Another challenge: Because of the age of the house, the walls curved a bit, and the trim didn’t lay flush to the wall. “A purist would have had the walls skimmed to make them even, but we were only doing what could be done ourselves, and plastering is yet to be added to our skillset,” she says.
As a workaround, Laura and Paul wedged small pieces of wood into the gaps, affixed them with liquid nails adhesive, and filled them with decorators caulk. The result? A smooth look that you wouldn’t bat an eye at now that it’s covered with bold black paint (Lick’s Black 02).
What makes this redo special is the blend of old and new: the classic picture frame moulding is paired with modern matte black paint, and a contemporary globe light fixture is set against the vintage ceiling medallion.

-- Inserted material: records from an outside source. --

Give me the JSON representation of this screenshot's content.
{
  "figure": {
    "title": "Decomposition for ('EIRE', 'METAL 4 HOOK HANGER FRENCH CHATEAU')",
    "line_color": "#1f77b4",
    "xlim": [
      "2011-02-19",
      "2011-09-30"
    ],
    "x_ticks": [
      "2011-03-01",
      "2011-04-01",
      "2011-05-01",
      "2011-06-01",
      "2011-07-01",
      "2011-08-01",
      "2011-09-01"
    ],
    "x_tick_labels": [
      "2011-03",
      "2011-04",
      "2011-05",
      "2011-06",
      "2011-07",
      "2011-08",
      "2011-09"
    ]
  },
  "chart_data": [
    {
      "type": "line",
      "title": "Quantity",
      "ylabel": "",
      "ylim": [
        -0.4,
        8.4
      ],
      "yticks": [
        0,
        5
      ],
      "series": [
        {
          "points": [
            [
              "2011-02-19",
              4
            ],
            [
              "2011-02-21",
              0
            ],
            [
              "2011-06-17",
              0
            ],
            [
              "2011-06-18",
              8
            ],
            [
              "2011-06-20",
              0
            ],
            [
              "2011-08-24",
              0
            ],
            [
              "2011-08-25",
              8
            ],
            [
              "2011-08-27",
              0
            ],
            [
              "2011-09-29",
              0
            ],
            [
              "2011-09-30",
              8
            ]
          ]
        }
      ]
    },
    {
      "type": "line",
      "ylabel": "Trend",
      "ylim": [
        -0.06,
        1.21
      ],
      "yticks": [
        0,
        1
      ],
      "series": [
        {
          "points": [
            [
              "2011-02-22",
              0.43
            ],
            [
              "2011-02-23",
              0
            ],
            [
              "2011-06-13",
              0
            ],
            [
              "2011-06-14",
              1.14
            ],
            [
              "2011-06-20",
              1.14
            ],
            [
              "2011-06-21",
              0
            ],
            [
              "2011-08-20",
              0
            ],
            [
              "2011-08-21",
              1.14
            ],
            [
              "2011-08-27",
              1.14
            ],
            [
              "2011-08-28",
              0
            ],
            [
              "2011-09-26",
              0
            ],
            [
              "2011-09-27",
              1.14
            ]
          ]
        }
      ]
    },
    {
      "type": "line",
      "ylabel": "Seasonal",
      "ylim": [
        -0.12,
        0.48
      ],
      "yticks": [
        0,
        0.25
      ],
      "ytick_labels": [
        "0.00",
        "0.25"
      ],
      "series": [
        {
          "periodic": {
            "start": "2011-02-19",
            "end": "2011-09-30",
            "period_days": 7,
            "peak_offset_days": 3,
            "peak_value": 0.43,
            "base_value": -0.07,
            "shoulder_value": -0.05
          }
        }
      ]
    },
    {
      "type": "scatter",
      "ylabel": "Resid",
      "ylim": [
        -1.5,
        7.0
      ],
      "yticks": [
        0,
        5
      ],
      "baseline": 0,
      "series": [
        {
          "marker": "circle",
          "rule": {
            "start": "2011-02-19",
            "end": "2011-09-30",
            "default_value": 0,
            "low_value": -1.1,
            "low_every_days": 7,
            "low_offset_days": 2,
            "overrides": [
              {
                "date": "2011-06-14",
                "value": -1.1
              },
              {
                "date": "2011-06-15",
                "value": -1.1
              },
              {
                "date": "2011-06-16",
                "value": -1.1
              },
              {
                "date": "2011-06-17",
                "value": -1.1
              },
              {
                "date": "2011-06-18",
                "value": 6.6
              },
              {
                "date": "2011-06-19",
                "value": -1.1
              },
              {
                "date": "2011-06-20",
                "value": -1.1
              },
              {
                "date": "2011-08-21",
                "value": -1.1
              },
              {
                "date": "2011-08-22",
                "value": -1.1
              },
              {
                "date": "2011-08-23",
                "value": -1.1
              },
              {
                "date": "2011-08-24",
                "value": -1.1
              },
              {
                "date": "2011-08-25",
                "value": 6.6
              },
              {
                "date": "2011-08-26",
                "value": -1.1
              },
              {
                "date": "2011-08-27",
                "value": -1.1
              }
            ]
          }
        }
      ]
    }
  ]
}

The couple still plans to tile the floors and add storage under the stairs, but they are pleased with how far the entryway has come.
“Painting the front door and frame in black has really emphasized its height and width and restored a sense of its original grandeur,” Laura says of the hallway — not to mention, the color helps the original stained glass seriously pop. She adds that her stair runner from before now looks totally fresh in its made-over surroundings.
Laura’s over-100-year-old hallway came with the challenges that accompany any historic home reno, but it also came with features that now truly sing. With a bit of added black paint and texture, Laura gave her home’s entryway the grand look she was going for.